Maybe you start off with some information service, like Air Quality SMS. One of your friends sees you doing SMS, and they figure out how to do it themselves and you wind up trading messages once or twice a day. Don't forget television programs that allow you to vote via SMS (usually at an extra charge, I might add). Then you discover you can microblog with Twitter or receive automated alerts from Google-- and it's over.

So, like any data obsessive geek, I'm reviewing my SMS stats for the past seven months-- to reassure myself that I'm really saving money with this plan. Or, is this another resource going to waste like my "rollover minutes." Four of the seven months I've sent more than 100 messages, but three of those seven months are in the mid to high 90s. I do the math and wind up figuring out I've saved something like $12.50. Not bad, but far from a stunning and compelling amount. Of course, when I factor in the fact that I've been using my cell phone for web page testing and learning about creating web pages for portable devices, I can't really figure out an easy way to attach a dollar amount to that.

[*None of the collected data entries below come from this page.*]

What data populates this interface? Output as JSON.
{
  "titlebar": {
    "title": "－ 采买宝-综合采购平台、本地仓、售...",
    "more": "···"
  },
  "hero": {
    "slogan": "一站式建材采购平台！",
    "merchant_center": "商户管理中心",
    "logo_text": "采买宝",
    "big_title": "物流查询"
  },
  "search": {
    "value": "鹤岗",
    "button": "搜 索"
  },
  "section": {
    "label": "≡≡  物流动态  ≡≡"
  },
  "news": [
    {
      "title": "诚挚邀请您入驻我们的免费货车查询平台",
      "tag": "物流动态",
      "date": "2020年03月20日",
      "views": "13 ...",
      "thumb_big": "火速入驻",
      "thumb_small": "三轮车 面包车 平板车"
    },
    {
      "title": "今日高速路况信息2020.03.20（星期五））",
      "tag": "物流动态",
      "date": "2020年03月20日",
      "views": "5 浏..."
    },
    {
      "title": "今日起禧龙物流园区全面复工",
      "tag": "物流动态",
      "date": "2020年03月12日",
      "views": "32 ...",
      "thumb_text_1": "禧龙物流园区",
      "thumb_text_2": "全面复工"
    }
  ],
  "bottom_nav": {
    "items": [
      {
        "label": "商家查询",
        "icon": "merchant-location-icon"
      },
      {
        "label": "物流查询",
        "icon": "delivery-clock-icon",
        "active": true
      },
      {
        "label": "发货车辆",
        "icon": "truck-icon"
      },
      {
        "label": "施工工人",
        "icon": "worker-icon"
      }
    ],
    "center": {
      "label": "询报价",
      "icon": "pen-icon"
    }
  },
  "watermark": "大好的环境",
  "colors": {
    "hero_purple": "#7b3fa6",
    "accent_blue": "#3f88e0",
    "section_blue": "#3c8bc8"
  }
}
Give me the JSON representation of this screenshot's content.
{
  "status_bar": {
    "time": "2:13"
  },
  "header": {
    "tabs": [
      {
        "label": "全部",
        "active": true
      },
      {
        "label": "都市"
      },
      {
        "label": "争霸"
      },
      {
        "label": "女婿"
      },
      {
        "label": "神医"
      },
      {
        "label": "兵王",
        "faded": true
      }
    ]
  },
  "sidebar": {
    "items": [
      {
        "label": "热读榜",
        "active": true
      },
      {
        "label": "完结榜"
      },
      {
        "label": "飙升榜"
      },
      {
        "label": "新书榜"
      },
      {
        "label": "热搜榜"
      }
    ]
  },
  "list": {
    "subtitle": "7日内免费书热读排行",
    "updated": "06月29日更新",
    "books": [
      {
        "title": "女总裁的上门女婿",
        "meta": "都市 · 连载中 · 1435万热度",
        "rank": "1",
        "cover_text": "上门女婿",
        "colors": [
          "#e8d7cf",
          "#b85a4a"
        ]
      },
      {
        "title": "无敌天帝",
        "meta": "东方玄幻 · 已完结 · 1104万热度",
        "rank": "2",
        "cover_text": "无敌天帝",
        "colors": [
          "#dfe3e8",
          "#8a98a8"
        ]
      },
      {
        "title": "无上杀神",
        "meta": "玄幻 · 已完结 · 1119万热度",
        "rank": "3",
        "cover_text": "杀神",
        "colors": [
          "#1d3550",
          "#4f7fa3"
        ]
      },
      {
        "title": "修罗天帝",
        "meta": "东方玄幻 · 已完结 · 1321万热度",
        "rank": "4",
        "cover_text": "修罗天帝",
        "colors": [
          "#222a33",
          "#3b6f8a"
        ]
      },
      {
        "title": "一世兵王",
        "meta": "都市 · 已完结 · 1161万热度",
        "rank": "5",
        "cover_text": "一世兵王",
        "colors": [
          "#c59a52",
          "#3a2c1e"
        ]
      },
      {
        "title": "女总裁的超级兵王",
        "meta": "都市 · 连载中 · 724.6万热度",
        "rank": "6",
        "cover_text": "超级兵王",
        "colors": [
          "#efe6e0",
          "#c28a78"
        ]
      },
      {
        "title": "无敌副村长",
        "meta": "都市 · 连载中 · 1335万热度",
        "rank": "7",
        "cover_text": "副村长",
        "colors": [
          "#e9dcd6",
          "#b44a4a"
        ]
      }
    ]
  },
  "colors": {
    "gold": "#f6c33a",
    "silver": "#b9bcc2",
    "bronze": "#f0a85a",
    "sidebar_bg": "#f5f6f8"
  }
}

Is it possible to "get more/do better" with SMS than I am now? For example, if there were a service that sent me a text message once a day with-- I don't know, let's say the Dow Jones/Nasdaq closing prices-- I'd be more in tune with what the stock market is doing, and I'd only wind up using 31 messages a month to do it. Or maybe I could set up something on my work computer to notify me when there's a problem or outage? No, bad idea-- I'd definitely wind up over 400 messages in a month then, considering how often there are issues.

Still, it's worth pondering. Can I use my SMS texts in a smarter way than I am now?